On Tue, 5 Mar 2013, Dmitry Timoshkov wrote:
Francois Gouget fgouget@codeweavers.com wrote:
The goal of the Wine tests is to document the Windows behavior that Windows applications expect.
Skipping a test because your VM is broken doesn't qualify as a documentation of Windows behaviour.
The VM is not broken so the skip is ok (thanks for not bringing anything new to the table: it means I don't have to update my answer which makes this simpler).
I don't think that you have resources and intention to have Windows VMs with all possible pre/post SP/hotfixes configurations.
I certainly intend to make it possible for Wine developers to run their tests on most significant Windows configurations and that includes each service pack and Internet Explorer version. It's not as resource intensive as you seem to think (*). Now that's different from the set of Windows configurations that every Wine patch will be run on. That will be a subset decided by the community.

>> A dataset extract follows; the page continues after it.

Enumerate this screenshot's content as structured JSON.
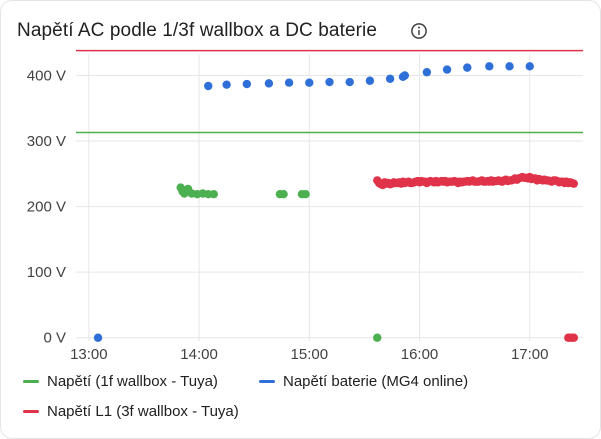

By the way, you should really check out test.winehq.org one of these days. You'd see that I already run WineTest on 25 different Windows configurations, *every day*, on my desktop. These range from NT4 to Windows 7 (64-bit) and cover most service packs, Internet Explorer versions, and even some language / locale variations. I would really find it disappointing if the WineTestBot could not offer that kind of coverage to Wine developers.
Not so long ago that machine was also running the tests on 5 additional NT4 configurations, Windows 95, Windows 98 and Windows Millenium. It no longer does, not because of lack of 'resources' or 'intention', but because the Wine community is not interested in these.
Additionally that same desktop still runs WineTest on Linux (4 configurations), FreeBSD (2 VMs) and Solaris (3 VMs) daily. That should give you a better perspective on what's possible.